Oliver Twist Full Text: Chapter 47

Oliver Twist Full Text: Chapter 47 : Page 4

'About last Sunday!' replied Noah, considering. 'Why I told yer that before.'

'Again. Tell it again!' cried Fagin, tightening his grasp on Sikes, and brandishing his other hand aloft, as the foam flew from his lips.

'They asked her,' said Noah, who, as he grew more wakeful, seemed to have a dawning perception who Sikes was, 'they asked her why she didn't come, last Sunday, as she promised. She said she couldn't.'

'Why--why? Tell him that.'

'Because she was forcibly kept at home by Bill, the man she had told them of before,' replied Noah.

'What more of him?' cried Fagin. 'What more of the man she had told them of before?

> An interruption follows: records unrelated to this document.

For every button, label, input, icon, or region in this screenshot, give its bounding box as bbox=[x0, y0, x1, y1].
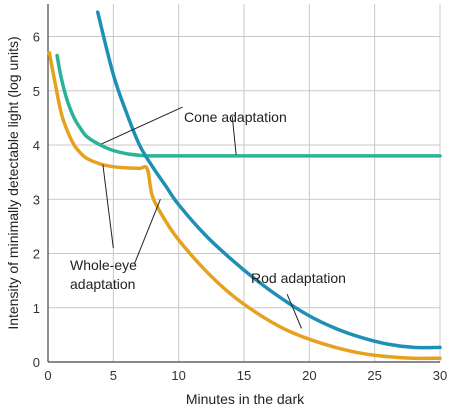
y-tick-label: 5 bbox=[33, 84, 40, 99]
x-tick-label: 25 bbox=[367, 368, 381, 383]
series-lines bbox=[47, 10, 442, 361]
leader-whole-eye-upper bbox=[102, 164, 114, 249]
annotation-whole-eye-line2: adaptation bbox=[70, 276, 135, 292]
x-axis-title: Minutes in the dark bbox=[186, 391, 305, 407]
x-tick-label: 15 bbox=[237, 368, 251, 383]
y-tick-label: 6 bbox=[33, 30, 40, 45]
tick-labels: 0 5 10 15 20 25 30 0 1 2 3 4 5 6 bbox=[33, 30, 447, 383]
x-tick-label: 20 bbox=[302, 368, 316, 383]
x-tick-label: 10 bbox=[171, 368, 185, 383]
leader-cone-to-curve bbox=[101, 106, 183, 145]
y-tick-label: 0 bbox=[33, 355, 40, 370]
x-tick-label: 5 bbox=[110, 368, 117, 383]
annotation-leaders bbox=[101, 106, 302, 329]
y-tick-label: 4 bbox=[33, 138, 40, 153]
x-tick-label: 30 bbox=[433, 368, 447, 383]
y-tick-label: 1 bbox=[33, 301, 40, 316]
series-line-rod-adaptation bbox=[95, 10, 442, 350]
annotation-cone-adaptation: Cone adaptation bbox=[184, 109, 287, 125]
grid bbox=[48, 4, 441, 362]
series-line-cone-adaptation bbox=[55, 53, 442, 158]
x-tick-label: 0 bbox=[44, 368, 51, 383]
series-line-whole-eye-adaptation bbox=[47, 51, 442, 361]
leader-rod bbox=[286, 294, 302, 329]
y-tick-label: 2 bbox=[33, 247, 40, 262]
y-tick-label: 3 bbox=[33, 192, 40, 207]
annotation-whole-eye-line1: Whole-eye bbox=[70, 257, 137, 273]
y-axis-title: Intensity of minimally detectable light … bbox=[5, 36, 21, 329]
leader-whole-eye-lower bbox=[133, 199, 161, 265]
leader-cone-to-flat bbox=[231, 116, 237, 155]
annotation-rod-adaptation: Rod adaptation bbox=[251, 270, 346, 286]
axes bbox=[47, 4, 440, 363]
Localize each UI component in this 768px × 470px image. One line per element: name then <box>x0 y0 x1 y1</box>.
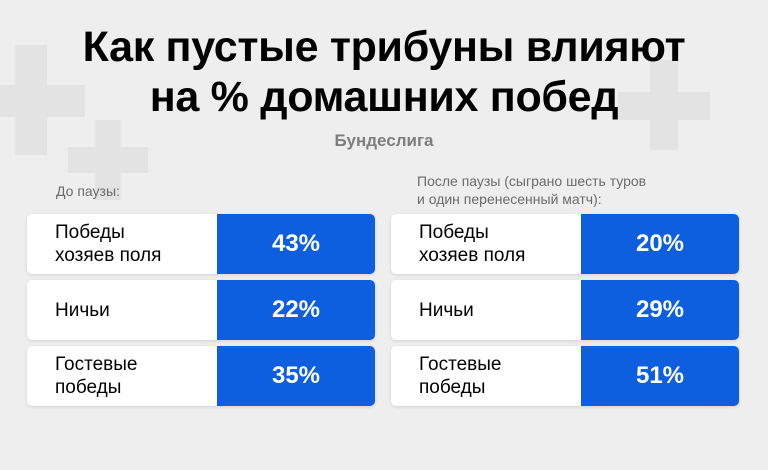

Tell him that, tell him that.'

'Why, that she couldn't very easily get out of doors unless he knew where she was going to,' said Noah; 'and so the first time she went to see the lady, she--ha! ha! ha! it made me laugh when she said it, that it did--she gave him a drink of laudanum.'

'Hell's fire!' cried Sikes, breaking fiercely from the Jew. 'Let me go!'

Flinging the old man from him, he rushed from the room, and darted, wildly and furiously, up the stairs.

'Bill, Bill!' cried Fagin, following him hastily. 'A word. Only a word.'

The word would not have been exchanged, but that the housebreaker was unable to open the door: on which he was expending fruitless oaths and violence, when the Jew came panting up.

'Let me out,' said Sikes. 'Don't speak to me; it's not safe. Let me out, I say!'

'Hear me speak a word,' rejoined Fagin, laying his hand upon the lock. 'You won't be--'

'Well,' replied the other.

'You won't be--too--violent, Bill?'

The day was breaking, and there was light enough for the men to see each other's faces. They exchanged one brief glance; there was a fire in the eyes of both, which could not be mistaken.

'I mean,' said Fagin, showing that he felt all disguise was now useless, 'not too violent for safety. Be crafty, Bill, and not too bold.'

Sikes made no reply; but, pulling open the door, of which Fagin had turned the lock, dashed into the silent streets.